Key Insights & Outputs:
1. The Addressable Population Was Overestimated by 40–55%
- Initial internal estimates assumed nearly all diagnosed patients would be eligible
- After applying real-world eligibility filters (genotype, comorbidity, functional capacity), the treatable cohort reduced significantly
- Countries with higher misdiagnosis rates (e.g., India, Brazil) saw sharper corrections
2. Diagnostic Friction Varied Drastically Across Regions
- EU5 conversion from diagnosis – genetic confirmation averaged 78-85%
- APAC conversion ranged 20-45%, largely due to cost and limited specialist networks
- The US had high testing rates but higher leakage at the “authorized center access” step due to uneven geographic distribution
3. System Readiness Was the Real Bottleneck
- Even in high diagnosis markets, center capacity is limited year-1 uptake
- Italy and Japan had strong pipelines for apheresis/infusion centers, whereas Spain, Brazil, and
- Korea required an infrastructure ramp-up before treating the first patient
4. Uptake Curves Shifted Materially Under Different Scenarios
Compared to the base case
- Improved diagnostic pathways increased year-5 treated patients by 18-30%, depending on the market
- Accelerated access pathways in Japan and the UK pulled forward peak uptake by 6-9 months
Impact Delivered:
- The sponsor now had a reliable, defensible model integrating epidemiology, funnel conversion rates, and access readiness.

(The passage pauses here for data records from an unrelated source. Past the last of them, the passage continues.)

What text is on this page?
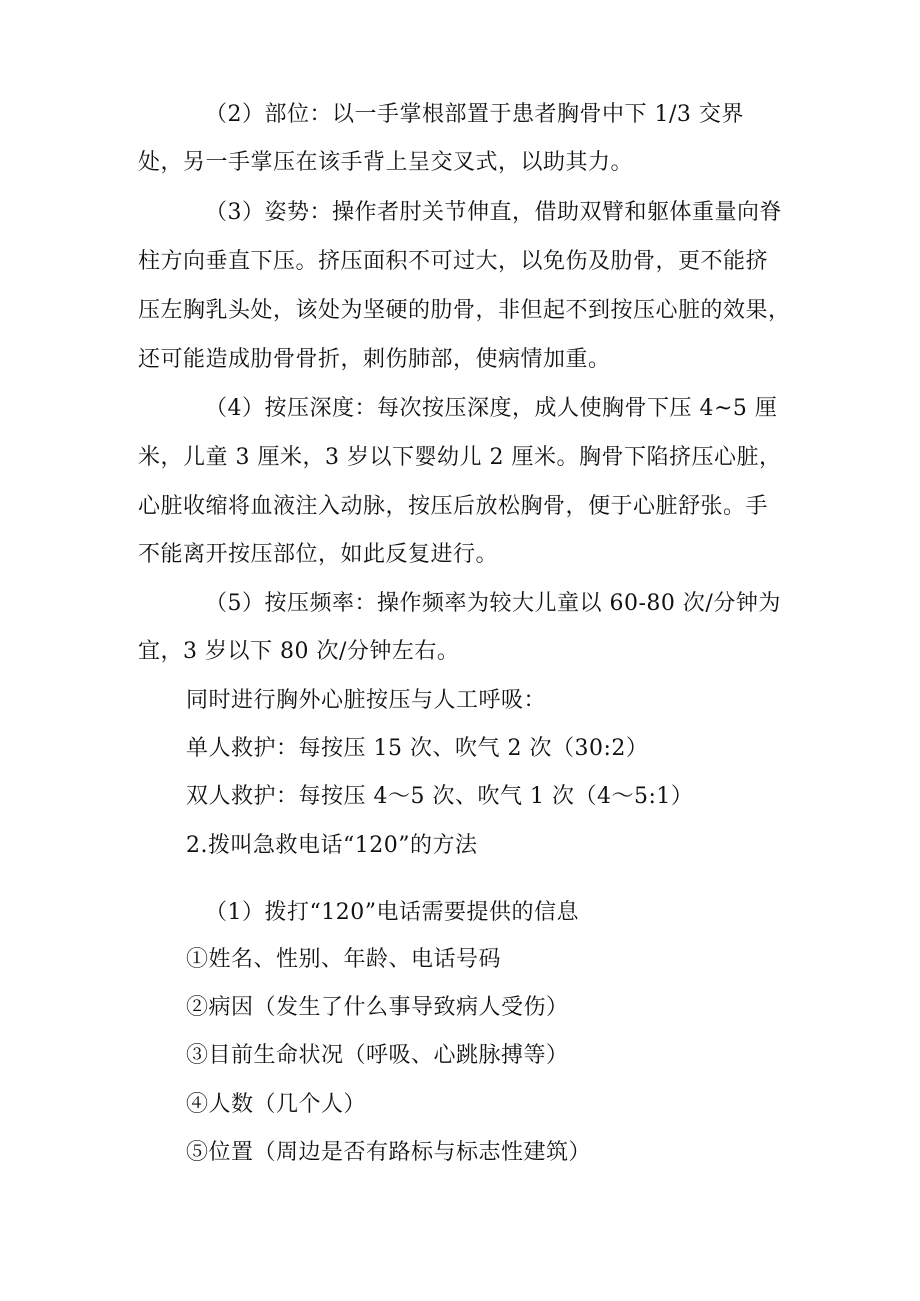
（2）部位：以一手掌根部置于患者胸骨中下 1/3 交界
处，另一手掌压在该手背上呈交叉式，以助其力。
（3）姿势：操作者肘关节伸直，借助双臂和躯体重量向脊
柱方向垂直下压。挤压面积不可过大，以免伤及肋骨，更不能挤
压左胸乳头处，该处为坚硬的肋骨，非但起不到按压心脏的效果，
还可能造成肋骨骨折，刺伤肺部，使病情加重。
（4）按压深度：每次按压深度，成人使胸骨下压 4~5 厘
米，儿童 3 厘米，3 岁以下婴幼儿 2 厘米。胸骨下陷挤压心脏，
心脏收缩将血液注入动脉，按压后放松胸骨，便于心脏舒张。手
不能离开按压部位，如此反复进行。
（5）按压频率：操作频率为较大儿童以 60-80 次/分钟为
宜，3 岁以下 80 次/分钟左右。
同时进行胸外心脏按压与人工呼吸：
单人救护：每按压 15 次、吹气 2 次（30:2）
双人救护：每按压 4～5 次、吹气 1 次（4～5:1）
2.拨叫急救电话“120”的方法
（1）拨打“120”电话需要提供的信息
①姓名、性别、年龄、电话号码
②病因（发生了什么事导致病人受伤）
③目前生命状况（呼吸、心跳脉搏等）
④人数（几个人）
⑤位置（周边是否有路标与标志性建筑）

- The funnel framework supported country-level budget-impact discussions, especially when payers sought outcomes-based contracts.
- The model highlighted where the sponsor could expect early volume (US, Germany, Japan) vs. delayed adoption (Brazil, Korea, Mexico).
- Countries with the steepest funnel leakage now have targeted tactics—for example:
- Expanding subsidies for NGS testing
- Building referral pathways between primary care and neuromuscular centers
- Strengthening newborn screening advocacy where pilots already exist
- The insights guided site onboarding timelines, apheresis logistics, and cold-chain requirements per market.